3.3 Formas de controle e punição

Observando o CEA, percebe-se que ele é um campo minado, qualquer passo em falso pode resultar em conflito. Durante a realização da pesquisa, pude perceber que conflitos que envolvem os adolescentes e a instituição, provenientes do confronto daqueles com as normas da casa, são tão comuns e rotineiros como os conflitos que se estabelecem entre os próprios adolescentes.

Os conflitos, nesse espaço social, ocorrem por motivos aparentemente banais; um olhar, um gesto ou uma palavra, que para alguns pode não representar nada demais, para os adolescentes internos no CEA já é motivo suficiente para a explosão de conflitos. Desse modo, os conflitos podem ser vistos e analisados, nesse contexto, como necessários a formatação da dinâmica institucional.
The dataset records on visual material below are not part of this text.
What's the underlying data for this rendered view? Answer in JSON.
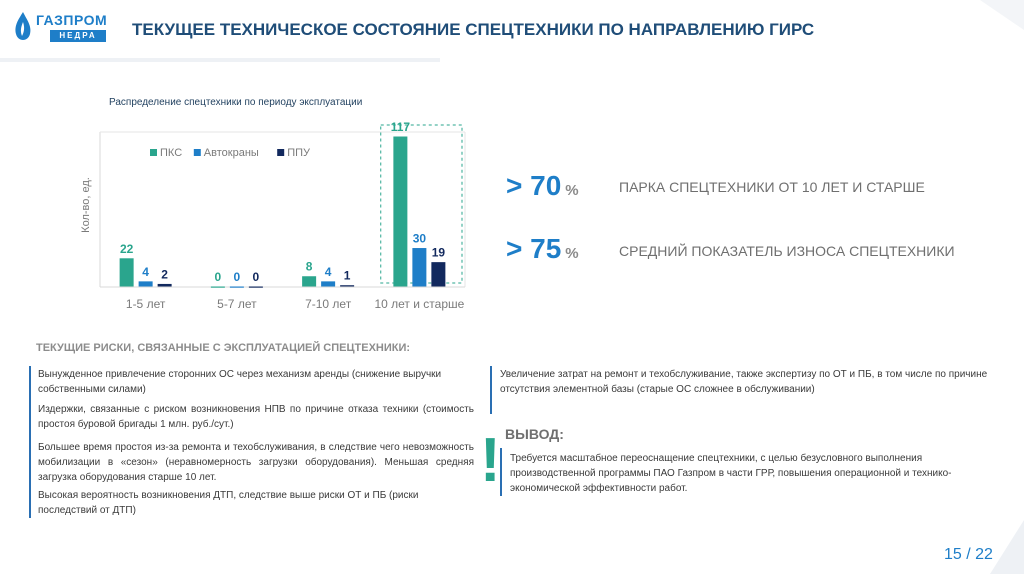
{
  "logo": {
    "brand": "ГАЗПРОМ",
    "sub": "НЕДРА"
  },
  "title": "ТЕКУЩЕЕ ТЕХНИЧЕСКОЕ СОСТОЯНИЕ СПЕЦТЕХНИКИ ПО НАПРАВЛЕНИЮ ГИРС",
  "chart_title": "Распределение спецтехники по периоду эксплуатации",
  "chart_data": {
    "type": "bar",
    "title": "Распределение спецтехники по периоду эксплуатации",
    "ylabel": "Кол-во, ед.",
    "xlabel": "",
    "categories": [
      "1-5 лет",
      "5-7 лет",
      "7-10 лет",
      "10 лет и старше"
    ],
    "series": [
      {
        "name": "ПКС",
        "values": [
          22,
          0,
          8,
          117
        ],
        "color": "#2aa58d"
      },
      {
        "name": "Автокраны",
        "values": [
          4,
          0,
          4,
          30
        ],
        "color": "#1e7ec8"
      },
      {
        "name": "ППУ",
        "values": [
          2,
          0,
          1,
          19
        ],
        "color": "#12295e"
      }
    ],
    "ylim": [
      0,
      117
    ],
    "legend": "top-center",
    "grid": false
  },
  "stats": [
    {
      "value": "> 70",
      "unit": "%",
      "text": "ПАРКА СПЕЦТЕХНИКИ ОТ 10 ЛЕТ И СТАРШЕ"
    },
    {
      "value": "> 75",
      "unit": "%",
      "text": "СРЕДНИЙ ПОКАЗАТЕЛЬ ИЗНОСА СПЕЦТЕХНИКИ"
    }
  ],
  "risks_title": "ТЕКУЩИЕ РИСКИ, СВЯЗАННЫЕ С ЭКСПЛУАТАЦИЕЙ СПЕЦТЕХНИКИ:",
  "risks": [
    "Вынужденное привлечение сторонних ОС через механизм аренды (снижение выручки собственными силами)",
    "Издержки, связанные с риском возникновения НПВ по причине отказа техники (стоимость простоя буровой бригады 1 млн. руб./сут.)",
    "Большее время простоя из-за ремонта и техобслуживания, в следствие чего невозможность мобилизации в «сезон» (неравномерность загрузки оборудования). Меньшая средняя загрузка оборудования старше 10 лет.",
    "Высокая вероятность возникновения ДТП, следствие выше риски ОТ и ПБ (риски последствий от ДТП)"
  ],
  "risk_right": "Увеличение затрат на ремонт и техобслуживание, также экспертизу по ОТ и ПБ, в том числе по причине отсутствия элементной базы (старые ОС сложнее в обслуживании)",
  "exclamation": "!",
  "conclusion_title": "ВЫВОД:",
  "conclusion_text": "Требуется масштабное переоснащение спецтехники, с целью безусловного выполнения производственной программы ПАО Газпром в части ГРР, повышения операционной и технико-экономической эффективности работ.",
  "page": "15 / 22"
}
Muitos conflitos que eclodem no CEA, entre os adolescentes, são provenientes da vida que estes levavam fora da instituição, de modo que ao se encontrarem nessa unidade de internação as relações anteriores são renovadas, tornando-se mais vivas e intensas.

Vejam como uma assistente social percebe os conflitos entre os adolescentes:

Esses conflitos? Esses conflitos ele às vezes até assim, de fora; porque a gente sabe que eles vêm pra cá, já tem os amigos, os adolescentes tem os grupos, que a gente sabe, que os adolescentes vivem muito em grupos, lá fora, seja de qualquer classe social, e também tem aqueles colegas que não são do grupo, e muitos assim chegam diz “olhe, fulano tá aí” “não me coloque no quarto de José não”. Por quê? Porque lá fora, tá entendendo, já chegaram com esse conflito, tá entendendo? Então isso aí é assim um dos cuidados, também; às vezes até dentro da unidade né, com toda a estrutura que tem, mas, os conflitos nunca vão deixar de existir, então assim, também eles ficam um com raiva do outro também, porque às vezes pequenas coisas, qualquer coisa irrita, né? (Carina)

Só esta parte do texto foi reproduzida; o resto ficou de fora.